The old saying ‘It’s just not cricket’ expresses the survival of old chivalric norms of fair play, which survived into the sporting realm of more recent times. England and the UK, of course, can be credited with the Queensbury rules, even if the old Marquis himself fought dirty enough with poor Oscar. But sometimes, it seems we are not seeing enough of that spirit today. Especially when it comes to election in the UK; or indeed the USA, or elsewhere.
Let’s not forget that being able to win with dignity is one of the things that makes human beings creatures of fire and light, and not of dusty clay alone.
It’s time for people to remember that without discrimination, no true civic virtue is possible.
Nobody likes a sore loser, but I think we have a bit of a problem with sore winners too: in both the UK and the USA. There is a gradually escalating risk we will lose one of the only things that puts us above the animals: a profound and comprehensive power to discriminate. Not everyone who voted Labour is a ‘KKKorbyn KKKultist,’ but I am not convinced everyone in the UK is able to distinguish from ‘Jihadi Jez’ and his creepy friends (the top and bottom dregs of society alike), versus desperate, disillusioned and vulnerable people who just wanted hope.
PRO TIPS FOR THE MORALLY CONFUSED CITIZEN & VOTER
If you’re against moral superiority, then maybe don’t be morally superior? Hope this helps.
If you lose the power to discriminate between the elite media figures who used to stereotype you, versus people who simply voted different from you, how are you any better than the mainstream media themselves?
If you’re worried about privileged activists who’ve never made any real sacrifice, then so be it, but this is a moral high ground of yours that needs to be defended, and not merely presumed upon. Winners can be cowards too, when they misdirect their rage against other people who, not unlike them, are also suffering from the corruption of the elected and unelected elites.
You may not like Blair or Clinton’s professions of ‘faith.’ Their allegiance to God may well ring hollow to you. But don’t forget that if there is a ‘loony left’ of religion, there is also a ‘rabid right’ of religion, and everyone should be aware of thinking that God (by whatever name you or I may call him) is somehow indulgent towards one party or worldly ideology, and stricter towards another.
#5 Critical Thinking
If certain shallow talking points like diversity or tolerance are ‘superficial,’ then so be it. This doesn’t give you a licence to merely invert them. If ostentatious tolerance is the mark of an unfeeling, unthinking hypocrite, no less so is ostentatious intolerance. Instead of merely reversing the values of the elites, sometimes you need to think about asking new questions, and posing new dilemmas, instead of merely answering the same question but giving a different answer. Just as Communism is no alternative to wild west markets, the mere opposite of ‘diversity,’ ‘tolerance,’ ‘inclusion,’ ‘choice’ is no panacea. If you really want to move beyond neoliberalism and postmodernism, you need to be thinking outside of the box, and not paying homage to the thought or feel patterns you profess to despise.

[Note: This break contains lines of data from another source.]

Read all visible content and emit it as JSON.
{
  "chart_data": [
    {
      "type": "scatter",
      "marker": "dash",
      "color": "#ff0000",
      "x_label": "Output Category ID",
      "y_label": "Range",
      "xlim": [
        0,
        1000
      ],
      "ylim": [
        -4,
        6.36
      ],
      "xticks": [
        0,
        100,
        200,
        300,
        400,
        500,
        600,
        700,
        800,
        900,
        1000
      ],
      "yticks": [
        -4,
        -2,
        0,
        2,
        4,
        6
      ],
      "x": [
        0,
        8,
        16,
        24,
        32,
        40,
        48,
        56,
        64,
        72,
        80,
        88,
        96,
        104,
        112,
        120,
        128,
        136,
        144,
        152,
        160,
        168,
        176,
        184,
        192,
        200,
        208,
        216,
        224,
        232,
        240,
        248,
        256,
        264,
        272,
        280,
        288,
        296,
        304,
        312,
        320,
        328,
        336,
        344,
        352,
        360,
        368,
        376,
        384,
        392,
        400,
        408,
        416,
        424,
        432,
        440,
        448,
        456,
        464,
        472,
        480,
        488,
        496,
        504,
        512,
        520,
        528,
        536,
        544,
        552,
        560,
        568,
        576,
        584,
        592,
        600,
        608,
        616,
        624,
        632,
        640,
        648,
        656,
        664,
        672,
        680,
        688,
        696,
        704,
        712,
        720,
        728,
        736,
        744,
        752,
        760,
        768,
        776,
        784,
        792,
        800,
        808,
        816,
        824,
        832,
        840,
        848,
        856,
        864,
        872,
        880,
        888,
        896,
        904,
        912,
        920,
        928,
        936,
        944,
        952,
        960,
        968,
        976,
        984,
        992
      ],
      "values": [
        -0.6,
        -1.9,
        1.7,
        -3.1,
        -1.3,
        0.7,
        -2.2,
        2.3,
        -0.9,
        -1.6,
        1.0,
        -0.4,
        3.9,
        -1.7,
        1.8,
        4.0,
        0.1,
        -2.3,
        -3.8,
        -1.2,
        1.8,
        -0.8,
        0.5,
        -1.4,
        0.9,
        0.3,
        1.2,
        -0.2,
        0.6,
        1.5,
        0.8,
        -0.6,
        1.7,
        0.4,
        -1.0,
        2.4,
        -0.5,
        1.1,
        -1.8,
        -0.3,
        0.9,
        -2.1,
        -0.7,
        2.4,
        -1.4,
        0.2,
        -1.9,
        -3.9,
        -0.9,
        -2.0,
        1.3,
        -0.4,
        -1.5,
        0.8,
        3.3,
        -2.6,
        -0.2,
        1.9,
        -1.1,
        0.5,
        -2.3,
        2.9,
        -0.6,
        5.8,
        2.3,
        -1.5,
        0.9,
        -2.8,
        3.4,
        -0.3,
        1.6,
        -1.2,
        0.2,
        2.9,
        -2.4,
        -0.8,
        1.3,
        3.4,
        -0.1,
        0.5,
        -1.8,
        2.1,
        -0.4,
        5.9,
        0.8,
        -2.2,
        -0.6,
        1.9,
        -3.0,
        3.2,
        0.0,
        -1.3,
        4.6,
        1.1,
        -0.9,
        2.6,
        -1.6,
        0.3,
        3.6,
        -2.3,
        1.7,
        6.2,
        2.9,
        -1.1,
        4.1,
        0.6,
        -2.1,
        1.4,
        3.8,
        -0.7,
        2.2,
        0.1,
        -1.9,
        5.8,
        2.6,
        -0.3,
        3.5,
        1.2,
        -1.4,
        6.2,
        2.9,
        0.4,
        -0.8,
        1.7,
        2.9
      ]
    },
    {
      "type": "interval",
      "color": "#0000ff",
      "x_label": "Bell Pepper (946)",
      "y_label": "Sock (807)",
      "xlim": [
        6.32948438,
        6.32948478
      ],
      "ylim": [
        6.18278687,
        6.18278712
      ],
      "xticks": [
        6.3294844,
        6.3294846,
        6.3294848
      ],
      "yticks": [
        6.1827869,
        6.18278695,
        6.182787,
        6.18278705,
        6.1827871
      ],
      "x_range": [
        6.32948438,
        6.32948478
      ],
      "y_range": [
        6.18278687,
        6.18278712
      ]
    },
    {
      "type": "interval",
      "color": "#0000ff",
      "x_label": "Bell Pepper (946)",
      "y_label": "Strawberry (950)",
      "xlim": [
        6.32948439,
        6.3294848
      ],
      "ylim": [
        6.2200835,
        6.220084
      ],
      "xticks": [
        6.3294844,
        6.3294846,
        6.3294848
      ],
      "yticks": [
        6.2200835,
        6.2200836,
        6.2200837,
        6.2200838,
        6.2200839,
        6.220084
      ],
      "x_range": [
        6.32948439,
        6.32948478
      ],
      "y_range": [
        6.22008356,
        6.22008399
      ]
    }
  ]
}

‘So much for the Compassionate Left!’ Fair enough, but don’t forget that not everyone who voted for Labour or Democrats are from the ‘Compassionate Left.’ Some of them are genuinely compassionate, and didn’t particularly like feeling compelled to hold their noses for what, for better or worse, they perceived to be the least bad notion. The elite left may appear an unshakeable bloc of deluded, sycophantic, narcissistic ideologues (not unlike the elite right, dare I say it); but at the grassroots, ‘the left’ are a lot more complex and varied than people think. There is no shortage of working class people who are sick of the Wokies.
#7 Virtue Signalling
Many beautiful things have been eroded by recent economic tendencies. The fact there has been a longstanding refusal of the elites to laugh at the religious, the patriotic, and those with traditional family values, does not mean that reaffirming such values is itself a mark of virtue. Talk is cheap, and in order to really renew certain moral insights and motivations, it is necessary to live the truth, and not only speak it.